7.3 DATA PROCESSOR shall store personal data originating from and sent to a country located in the EU/EEA or Switzerland solely in countries situated in the EU/EEA or Switzerland and not cause any cross-border transfer of personal data from a country situated in the EU/EEA or Switzerland to any country situated outside the EU/EEA or Switzerland unless it is required in writing by DATA CONTROLLER.
- Monitoring and Audit Rights of the DATA PROCESSOR by DATA CONTROLLER
8.1 In addition to the monitoring and/or audit rights set out in the Agreement, the DATA CONTROLLER is entitled to proceed to any and all verifications (including on the DATA PROCESSOR’s site(s)) during usual business hours provided the DATA CONTROLLER gives reasonable (but in any event no less than 30 days’) prior written notice to the DATA PROCESSOR.
8.2 The DATA PROCESSOR shall duly and promptly cooperate with the DATA CONTROLLER, upon request of the DATA CONTROLLER, by giving access to all the documents, infrastructures, premises, information and/or staff reasonably required by the DATA CONTROLLER to ensure such Data Processing is compliant with this Agreement.
8.3 The costs and consequences of the monitoring and audits shall be borne by the DATA CONTROLLER including support costs.

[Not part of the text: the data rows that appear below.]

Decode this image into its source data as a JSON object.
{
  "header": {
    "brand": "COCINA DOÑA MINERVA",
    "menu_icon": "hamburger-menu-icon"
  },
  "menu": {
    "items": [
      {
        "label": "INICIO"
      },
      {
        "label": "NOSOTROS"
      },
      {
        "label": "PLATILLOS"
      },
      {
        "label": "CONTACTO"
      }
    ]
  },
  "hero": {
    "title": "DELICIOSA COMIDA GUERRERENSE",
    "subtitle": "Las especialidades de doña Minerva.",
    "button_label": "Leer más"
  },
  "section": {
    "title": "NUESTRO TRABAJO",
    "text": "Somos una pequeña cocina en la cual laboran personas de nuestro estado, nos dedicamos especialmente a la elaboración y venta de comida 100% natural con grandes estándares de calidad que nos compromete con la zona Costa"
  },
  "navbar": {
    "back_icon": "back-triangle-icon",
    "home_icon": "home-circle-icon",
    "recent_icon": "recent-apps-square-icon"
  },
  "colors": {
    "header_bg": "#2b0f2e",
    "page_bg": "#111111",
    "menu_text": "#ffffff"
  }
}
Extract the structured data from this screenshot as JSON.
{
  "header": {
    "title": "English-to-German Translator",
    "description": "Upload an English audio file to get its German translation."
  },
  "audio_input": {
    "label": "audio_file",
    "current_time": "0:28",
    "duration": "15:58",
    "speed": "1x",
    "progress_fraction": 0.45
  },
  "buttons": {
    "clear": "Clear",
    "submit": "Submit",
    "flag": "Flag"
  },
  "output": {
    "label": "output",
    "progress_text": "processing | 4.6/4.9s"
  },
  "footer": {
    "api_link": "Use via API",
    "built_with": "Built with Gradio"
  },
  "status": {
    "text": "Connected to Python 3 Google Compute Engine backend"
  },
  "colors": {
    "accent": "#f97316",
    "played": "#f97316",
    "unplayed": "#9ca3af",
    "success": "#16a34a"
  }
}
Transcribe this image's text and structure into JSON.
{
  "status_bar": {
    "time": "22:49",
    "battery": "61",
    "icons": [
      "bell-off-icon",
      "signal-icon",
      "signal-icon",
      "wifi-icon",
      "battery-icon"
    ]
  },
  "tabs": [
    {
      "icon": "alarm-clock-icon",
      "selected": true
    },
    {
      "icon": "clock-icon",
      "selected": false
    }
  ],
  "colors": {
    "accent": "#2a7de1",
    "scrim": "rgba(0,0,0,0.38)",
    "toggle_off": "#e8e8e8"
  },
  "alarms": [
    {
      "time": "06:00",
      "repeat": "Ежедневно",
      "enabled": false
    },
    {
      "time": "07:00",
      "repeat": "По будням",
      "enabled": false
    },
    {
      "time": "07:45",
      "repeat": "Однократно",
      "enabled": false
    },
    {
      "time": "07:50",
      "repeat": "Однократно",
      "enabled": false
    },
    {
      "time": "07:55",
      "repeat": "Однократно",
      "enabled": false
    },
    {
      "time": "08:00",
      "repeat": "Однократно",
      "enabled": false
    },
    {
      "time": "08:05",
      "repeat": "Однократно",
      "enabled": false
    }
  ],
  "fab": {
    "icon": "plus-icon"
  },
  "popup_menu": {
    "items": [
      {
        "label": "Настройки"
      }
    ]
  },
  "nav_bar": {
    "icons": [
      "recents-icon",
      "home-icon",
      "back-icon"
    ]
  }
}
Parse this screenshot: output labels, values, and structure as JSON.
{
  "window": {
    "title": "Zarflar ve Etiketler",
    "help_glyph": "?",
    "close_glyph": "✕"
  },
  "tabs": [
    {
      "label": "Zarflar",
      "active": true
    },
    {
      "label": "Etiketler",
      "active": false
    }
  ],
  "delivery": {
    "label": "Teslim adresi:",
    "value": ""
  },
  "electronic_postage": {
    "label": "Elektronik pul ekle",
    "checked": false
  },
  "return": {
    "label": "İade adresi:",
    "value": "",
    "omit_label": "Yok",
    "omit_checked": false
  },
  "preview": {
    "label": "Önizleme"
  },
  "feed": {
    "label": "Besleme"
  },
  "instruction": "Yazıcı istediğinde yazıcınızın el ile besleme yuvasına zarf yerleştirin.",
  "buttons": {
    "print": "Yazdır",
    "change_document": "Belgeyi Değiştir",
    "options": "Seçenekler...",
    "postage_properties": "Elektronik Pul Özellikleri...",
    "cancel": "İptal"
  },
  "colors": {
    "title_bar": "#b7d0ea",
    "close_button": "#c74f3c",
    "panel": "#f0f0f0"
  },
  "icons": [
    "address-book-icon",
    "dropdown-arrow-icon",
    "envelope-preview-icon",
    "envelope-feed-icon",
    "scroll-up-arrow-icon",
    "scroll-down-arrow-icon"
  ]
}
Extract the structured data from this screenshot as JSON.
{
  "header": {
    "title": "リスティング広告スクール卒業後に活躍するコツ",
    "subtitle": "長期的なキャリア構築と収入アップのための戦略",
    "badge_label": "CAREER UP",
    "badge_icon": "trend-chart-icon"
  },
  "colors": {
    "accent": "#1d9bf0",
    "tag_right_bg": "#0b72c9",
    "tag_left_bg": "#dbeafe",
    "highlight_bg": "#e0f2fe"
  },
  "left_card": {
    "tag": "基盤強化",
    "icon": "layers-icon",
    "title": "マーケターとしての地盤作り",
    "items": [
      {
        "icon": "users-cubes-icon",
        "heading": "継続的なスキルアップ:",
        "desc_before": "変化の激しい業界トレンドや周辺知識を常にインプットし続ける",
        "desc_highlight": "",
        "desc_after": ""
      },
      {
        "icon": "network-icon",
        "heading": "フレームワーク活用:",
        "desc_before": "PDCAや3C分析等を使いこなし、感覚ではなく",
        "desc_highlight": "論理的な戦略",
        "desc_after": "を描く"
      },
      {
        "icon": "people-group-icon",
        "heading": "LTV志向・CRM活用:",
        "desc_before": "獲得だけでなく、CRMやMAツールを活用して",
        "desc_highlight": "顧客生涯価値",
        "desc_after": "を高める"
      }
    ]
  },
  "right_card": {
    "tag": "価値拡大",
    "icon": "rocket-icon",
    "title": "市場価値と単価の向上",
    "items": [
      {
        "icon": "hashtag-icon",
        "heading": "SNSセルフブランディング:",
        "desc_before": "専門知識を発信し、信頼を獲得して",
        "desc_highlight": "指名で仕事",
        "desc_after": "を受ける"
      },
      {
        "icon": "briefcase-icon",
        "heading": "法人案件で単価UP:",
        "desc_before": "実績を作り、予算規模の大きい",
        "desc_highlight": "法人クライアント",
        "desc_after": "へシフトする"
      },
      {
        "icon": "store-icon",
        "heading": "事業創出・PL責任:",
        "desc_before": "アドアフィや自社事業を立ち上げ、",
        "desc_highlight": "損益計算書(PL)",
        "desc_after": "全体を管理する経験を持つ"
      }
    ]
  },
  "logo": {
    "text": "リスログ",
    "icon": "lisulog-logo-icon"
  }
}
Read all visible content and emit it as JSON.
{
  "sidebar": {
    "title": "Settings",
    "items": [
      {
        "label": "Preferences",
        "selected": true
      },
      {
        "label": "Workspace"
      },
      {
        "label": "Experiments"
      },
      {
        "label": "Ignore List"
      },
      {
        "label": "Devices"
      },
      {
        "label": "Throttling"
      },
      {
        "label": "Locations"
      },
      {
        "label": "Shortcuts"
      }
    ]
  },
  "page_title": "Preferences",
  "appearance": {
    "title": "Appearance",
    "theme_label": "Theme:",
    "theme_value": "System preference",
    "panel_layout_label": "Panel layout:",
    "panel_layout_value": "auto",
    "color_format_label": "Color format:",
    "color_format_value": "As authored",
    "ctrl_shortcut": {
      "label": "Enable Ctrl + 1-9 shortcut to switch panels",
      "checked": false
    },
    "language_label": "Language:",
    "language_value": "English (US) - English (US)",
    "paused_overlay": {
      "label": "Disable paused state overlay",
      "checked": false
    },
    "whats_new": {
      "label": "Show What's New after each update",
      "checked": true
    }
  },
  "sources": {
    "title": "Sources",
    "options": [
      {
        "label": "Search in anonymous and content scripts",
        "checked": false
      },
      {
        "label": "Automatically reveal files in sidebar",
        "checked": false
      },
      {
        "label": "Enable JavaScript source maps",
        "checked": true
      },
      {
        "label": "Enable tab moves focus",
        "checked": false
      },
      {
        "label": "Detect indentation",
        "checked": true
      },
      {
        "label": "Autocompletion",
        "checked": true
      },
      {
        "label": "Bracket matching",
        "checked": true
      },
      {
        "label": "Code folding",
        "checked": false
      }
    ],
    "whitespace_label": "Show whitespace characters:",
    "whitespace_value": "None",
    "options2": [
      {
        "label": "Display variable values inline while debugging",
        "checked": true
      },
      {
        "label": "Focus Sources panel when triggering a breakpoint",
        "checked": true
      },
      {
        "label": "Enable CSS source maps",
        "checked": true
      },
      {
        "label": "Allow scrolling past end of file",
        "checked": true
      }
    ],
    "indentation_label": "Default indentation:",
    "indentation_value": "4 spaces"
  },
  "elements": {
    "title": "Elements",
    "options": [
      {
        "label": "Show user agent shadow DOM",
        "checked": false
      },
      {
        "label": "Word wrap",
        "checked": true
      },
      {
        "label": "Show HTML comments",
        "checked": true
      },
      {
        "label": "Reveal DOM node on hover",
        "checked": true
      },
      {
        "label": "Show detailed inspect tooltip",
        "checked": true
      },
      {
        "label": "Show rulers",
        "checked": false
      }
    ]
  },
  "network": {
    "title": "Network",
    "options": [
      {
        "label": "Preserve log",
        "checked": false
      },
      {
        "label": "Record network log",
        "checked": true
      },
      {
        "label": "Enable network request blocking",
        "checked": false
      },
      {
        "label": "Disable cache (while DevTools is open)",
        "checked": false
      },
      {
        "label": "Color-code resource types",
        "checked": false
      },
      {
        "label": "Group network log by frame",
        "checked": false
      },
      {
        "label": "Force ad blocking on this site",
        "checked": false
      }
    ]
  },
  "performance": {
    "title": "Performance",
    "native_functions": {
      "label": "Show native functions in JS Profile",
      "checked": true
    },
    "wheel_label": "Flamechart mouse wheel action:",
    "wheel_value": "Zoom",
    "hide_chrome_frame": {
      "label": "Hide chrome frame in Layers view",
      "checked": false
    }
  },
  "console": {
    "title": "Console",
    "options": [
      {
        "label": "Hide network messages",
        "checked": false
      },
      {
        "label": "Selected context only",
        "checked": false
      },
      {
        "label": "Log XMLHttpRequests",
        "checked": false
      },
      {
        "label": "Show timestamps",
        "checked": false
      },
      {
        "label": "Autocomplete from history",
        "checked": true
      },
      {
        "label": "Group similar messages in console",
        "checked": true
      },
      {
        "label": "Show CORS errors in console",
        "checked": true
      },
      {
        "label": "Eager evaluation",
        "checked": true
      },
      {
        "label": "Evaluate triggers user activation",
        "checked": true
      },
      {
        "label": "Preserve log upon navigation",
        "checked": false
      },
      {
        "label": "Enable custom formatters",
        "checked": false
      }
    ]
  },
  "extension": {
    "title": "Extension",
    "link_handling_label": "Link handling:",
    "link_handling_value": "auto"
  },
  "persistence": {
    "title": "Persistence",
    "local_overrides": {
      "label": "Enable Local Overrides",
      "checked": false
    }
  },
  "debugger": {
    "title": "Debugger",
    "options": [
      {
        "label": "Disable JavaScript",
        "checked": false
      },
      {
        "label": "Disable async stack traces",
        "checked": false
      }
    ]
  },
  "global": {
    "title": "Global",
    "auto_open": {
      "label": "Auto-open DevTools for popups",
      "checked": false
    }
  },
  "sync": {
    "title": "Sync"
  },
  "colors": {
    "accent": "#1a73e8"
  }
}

9.1 Any notice or other communication which is given under this Agreement to a Party will be addressed and sent to that Party at the address as specified in this Agreement, or at any other address as otherwise notified to the other Party (including for the avoidance of doubt in a Statement of Work).
9.2 For data privacy and security related questions and concerns DATA CONTROLLER should contact DATA PROCESSORS’s DPO.
- Changes to Applicable Law
10.1 In case the applicable data protection and applicable laws change in a way that the Agreement is no longer adequate for the purpose of governing lawful data sharing exercises, the Parties will amend the Agreement. In such circumstances, the DATA PROCESSOR agrees to implement any changes to its processing activities as are necessary to comply with the amended terms of the Agreement.
- Final Provisions
11.1 This Agreement is entered into as of its Effective Date and for the whole term of the Agreement. For the avoidance of any doubt, it will follow the term of the Agreement and shall be automatically terminated whenever the Agreement is terminated or expired. Termination or expiry of this Agreement shall not terminate the Agreement;
11.2 In addition, the DATA CONTROLLER may terminate this Agreement with a 30 days prior notice to the DATA PROCESSOR without any termination fees or penalty;
11.3 This Agreement constitute the entire agreement between the Parties with respect to the subject matter contained herein;
11.4 This Agreement may be altered or supplemented only in writing and provided any such amendment is signed by the duly authorized representatives of both Parties;
11.5 If any provision of this Agreement is held invalid, illegal, or unenforceable for any reason, such provision shall be severed, and the remainder of the provisions hereof shall continue in full force and effect as if this Agreement has been executed with the invalid, illegal or unenforceable provision eliminated and the Parties shall rapidly discuss and amend the Agreement with a valid, legal and enforceable provision;
11.6 DATA CONTROLLER may modify this Agreement at all times upon written notice to DATA PROCESSOR and such changes shall be effective and applicable to both Parties as indicated in such written notice.
11.7 This Agreement is governed by the laws of Switzerland and GDPR, without regard to their conflicts of law principles.